This post was written by Chadd Reynolds and David Cook.
Like many states, Georgia has enacted a False Claims Act, which is an important piece of legislation for public contractors and subcontractors. The Act is largely similar to the Federal False Claims Act, which was discussed in a prior blog post and article by AHC attorneys. The Act permits the State, or a private party with the State’s permission, to pursue a private entity for false claims against the State. Given its broad reach and severe penalties, public contractors and subcontractors should pay attention to case law under the Act.
In a recent case, McKinney v. Fuciarelli, No. S15G1885, 2016 WL 1627947 (Ga. April 26, 2016), the Supreme Court of Georgia granted certiorari to decide whether governmental approval is required before a private party can bring a claim under the Act.

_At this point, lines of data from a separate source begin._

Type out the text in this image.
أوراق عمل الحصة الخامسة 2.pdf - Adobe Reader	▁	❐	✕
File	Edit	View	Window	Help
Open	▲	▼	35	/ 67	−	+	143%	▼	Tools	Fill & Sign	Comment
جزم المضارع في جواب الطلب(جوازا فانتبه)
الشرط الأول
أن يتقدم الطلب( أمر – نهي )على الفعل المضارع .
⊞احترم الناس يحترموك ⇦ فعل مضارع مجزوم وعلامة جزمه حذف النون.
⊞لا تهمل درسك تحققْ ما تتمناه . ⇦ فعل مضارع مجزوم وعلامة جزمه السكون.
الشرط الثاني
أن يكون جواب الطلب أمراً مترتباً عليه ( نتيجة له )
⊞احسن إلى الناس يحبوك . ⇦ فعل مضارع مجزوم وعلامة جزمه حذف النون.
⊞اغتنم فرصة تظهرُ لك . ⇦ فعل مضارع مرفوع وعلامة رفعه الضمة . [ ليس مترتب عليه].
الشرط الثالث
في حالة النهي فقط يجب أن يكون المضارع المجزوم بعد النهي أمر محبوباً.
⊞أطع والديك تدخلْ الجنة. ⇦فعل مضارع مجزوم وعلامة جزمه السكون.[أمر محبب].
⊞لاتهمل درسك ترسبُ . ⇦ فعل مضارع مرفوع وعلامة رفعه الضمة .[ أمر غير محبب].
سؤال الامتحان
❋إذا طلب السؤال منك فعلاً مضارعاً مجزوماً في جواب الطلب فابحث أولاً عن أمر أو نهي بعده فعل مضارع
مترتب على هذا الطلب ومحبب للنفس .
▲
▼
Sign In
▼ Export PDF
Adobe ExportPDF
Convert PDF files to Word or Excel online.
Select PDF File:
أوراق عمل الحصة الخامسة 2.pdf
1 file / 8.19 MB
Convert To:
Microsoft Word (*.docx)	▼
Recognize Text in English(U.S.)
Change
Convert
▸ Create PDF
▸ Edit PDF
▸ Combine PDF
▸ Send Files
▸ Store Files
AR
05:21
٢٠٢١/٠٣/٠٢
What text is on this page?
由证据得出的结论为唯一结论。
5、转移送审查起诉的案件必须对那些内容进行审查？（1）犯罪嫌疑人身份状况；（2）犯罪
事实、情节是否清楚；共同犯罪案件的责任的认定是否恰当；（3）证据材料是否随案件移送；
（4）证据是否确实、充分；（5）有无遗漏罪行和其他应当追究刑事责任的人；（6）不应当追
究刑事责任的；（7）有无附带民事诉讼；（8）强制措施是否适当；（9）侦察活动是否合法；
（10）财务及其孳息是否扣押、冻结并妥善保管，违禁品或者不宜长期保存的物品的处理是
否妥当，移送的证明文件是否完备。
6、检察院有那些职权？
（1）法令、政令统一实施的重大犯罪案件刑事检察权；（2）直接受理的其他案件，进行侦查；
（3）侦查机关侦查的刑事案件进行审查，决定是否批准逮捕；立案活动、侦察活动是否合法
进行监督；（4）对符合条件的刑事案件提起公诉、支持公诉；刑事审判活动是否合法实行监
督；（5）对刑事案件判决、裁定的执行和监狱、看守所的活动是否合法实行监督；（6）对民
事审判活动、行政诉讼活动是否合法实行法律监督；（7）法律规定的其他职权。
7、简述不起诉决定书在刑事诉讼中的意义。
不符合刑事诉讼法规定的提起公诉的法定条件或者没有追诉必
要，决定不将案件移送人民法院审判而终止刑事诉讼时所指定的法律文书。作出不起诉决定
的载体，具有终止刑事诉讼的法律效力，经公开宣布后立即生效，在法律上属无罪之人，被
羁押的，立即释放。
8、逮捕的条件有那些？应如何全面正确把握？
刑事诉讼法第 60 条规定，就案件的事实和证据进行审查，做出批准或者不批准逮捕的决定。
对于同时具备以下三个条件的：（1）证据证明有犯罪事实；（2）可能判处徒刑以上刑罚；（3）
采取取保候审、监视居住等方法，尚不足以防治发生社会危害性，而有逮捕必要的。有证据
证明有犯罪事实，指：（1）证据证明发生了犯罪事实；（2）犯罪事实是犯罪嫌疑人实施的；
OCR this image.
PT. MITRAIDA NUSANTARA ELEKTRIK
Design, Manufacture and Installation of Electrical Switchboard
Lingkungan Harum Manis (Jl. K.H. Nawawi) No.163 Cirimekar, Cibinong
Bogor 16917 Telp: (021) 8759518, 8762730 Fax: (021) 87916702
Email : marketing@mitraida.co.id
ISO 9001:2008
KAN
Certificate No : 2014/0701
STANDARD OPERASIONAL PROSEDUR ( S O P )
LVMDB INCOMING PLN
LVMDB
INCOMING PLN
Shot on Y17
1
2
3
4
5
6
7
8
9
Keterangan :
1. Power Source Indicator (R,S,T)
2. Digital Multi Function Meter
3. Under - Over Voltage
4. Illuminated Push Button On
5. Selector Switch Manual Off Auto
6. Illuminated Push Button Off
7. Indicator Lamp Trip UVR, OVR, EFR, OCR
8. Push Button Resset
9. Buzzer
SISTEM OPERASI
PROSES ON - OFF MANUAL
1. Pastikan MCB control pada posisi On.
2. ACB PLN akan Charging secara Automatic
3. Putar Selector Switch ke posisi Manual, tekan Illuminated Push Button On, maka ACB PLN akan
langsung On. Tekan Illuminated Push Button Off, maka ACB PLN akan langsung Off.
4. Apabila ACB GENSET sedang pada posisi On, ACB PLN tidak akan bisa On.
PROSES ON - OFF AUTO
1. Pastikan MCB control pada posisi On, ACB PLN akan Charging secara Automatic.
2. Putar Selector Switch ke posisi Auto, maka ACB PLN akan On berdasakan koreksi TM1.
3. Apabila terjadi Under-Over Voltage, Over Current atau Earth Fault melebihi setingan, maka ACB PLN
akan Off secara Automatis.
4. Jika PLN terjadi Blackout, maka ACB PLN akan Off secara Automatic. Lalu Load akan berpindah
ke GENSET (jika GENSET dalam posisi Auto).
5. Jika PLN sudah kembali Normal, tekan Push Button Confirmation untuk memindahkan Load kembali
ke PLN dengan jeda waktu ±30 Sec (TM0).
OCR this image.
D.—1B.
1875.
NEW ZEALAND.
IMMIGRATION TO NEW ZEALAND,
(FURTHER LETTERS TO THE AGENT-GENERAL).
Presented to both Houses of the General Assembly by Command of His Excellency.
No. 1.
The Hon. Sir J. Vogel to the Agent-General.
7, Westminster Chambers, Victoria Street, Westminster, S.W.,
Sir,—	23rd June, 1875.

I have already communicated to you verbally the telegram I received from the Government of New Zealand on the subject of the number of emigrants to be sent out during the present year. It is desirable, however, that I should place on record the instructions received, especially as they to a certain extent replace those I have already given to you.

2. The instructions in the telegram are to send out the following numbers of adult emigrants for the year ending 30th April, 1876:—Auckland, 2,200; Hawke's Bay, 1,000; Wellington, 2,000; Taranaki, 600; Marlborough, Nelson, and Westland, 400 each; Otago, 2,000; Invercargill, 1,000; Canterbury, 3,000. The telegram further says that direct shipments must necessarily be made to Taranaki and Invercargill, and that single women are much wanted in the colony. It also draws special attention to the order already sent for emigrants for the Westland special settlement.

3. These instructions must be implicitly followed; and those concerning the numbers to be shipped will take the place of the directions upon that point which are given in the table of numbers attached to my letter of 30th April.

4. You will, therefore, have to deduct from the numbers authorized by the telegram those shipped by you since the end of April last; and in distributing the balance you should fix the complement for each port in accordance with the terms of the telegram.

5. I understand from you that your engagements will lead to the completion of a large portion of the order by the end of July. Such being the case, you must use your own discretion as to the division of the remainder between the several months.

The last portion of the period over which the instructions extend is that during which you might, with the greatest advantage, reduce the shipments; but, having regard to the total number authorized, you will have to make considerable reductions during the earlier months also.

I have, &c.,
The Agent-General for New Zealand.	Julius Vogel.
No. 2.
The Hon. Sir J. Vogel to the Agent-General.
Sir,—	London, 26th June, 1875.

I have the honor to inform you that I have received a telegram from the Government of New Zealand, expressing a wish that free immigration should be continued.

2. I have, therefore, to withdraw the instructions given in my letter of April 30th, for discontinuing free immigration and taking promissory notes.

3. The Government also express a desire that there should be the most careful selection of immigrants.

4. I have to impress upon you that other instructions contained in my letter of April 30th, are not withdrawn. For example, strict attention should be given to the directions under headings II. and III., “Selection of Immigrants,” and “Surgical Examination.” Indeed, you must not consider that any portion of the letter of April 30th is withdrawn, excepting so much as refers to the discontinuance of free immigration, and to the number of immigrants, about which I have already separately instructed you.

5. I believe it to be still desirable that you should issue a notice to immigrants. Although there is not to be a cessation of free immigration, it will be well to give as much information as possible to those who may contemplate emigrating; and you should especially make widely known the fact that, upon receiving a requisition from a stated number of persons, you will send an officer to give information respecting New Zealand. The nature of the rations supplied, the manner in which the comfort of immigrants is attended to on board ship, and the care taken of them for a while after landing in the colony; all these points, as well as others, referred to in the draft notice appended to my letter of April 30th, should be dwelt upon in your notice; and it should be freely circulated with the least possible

The plaintiff was a tenured faculty member at Valdosta State University (“VSU”). VSU eventually terminated his contracts to serve as assistant vice president for research and a dean of the graduate school when he complained about the school’s noncompliance with laws, rules, and regulations. Although the plaintiff remained a faculty member, his salary and benefits were reduced as a result of the schools decision. The plaintiff appealed the decision to the Board of Regents which affirmed the VSU’s decision.
The plaintiff then filed suit under the Act, seeking damages against the Board of Regents, the president of VSU, and the vice president of VSU. The trial court denied the defendants’ motion to dismiss the retaliation claim, but granted the defendants’ motion to dismiss the taxpayer retaliation claim because the plaintiff failed to obtain the approval of the Attorney General before filing suit. The Court of Appeals reversed in part, holding that approval was not required prior to filing suit under the Act.
The sole question for the Court was whether the Court of Appeal’s faithfully followed the plain text of the Act. The Act allows the State of Georgia to recoup funds lost when obtained through false or fraudulent claims for public funds. The funds are to be recouped by the Attorney General. As for claims brought by a private party, the Court examined the language of the statute which provided that “a civil action under this article may also be brought by a private party upon written approval by the Attorney General.” O.C.G.A. § 23-3-122(b)(1).
According to the Court of Appeals, the words “this article” were used by mistake. It reasoned that “civil action” referred only to cases brought in the name of the State or local government, and the Attorney General’s approval is not required for a taxpayer retaliation claim brought on behalf of a private party. The Court disagreed, holding that the plain terms of the statute state that subsection (b)(1) is applicable to any civil action brought by a private party “under this article.” This, therefore, requires the Attorney General’s approval before a taxpayer retaliation claim is filed.
As for contractors, if a situation occurs where taxpayer funds were falsely claimed on a project, the McKinney makes it clear that any suit brought by a private party under the Act must be approved by the Attorney General before it is filed.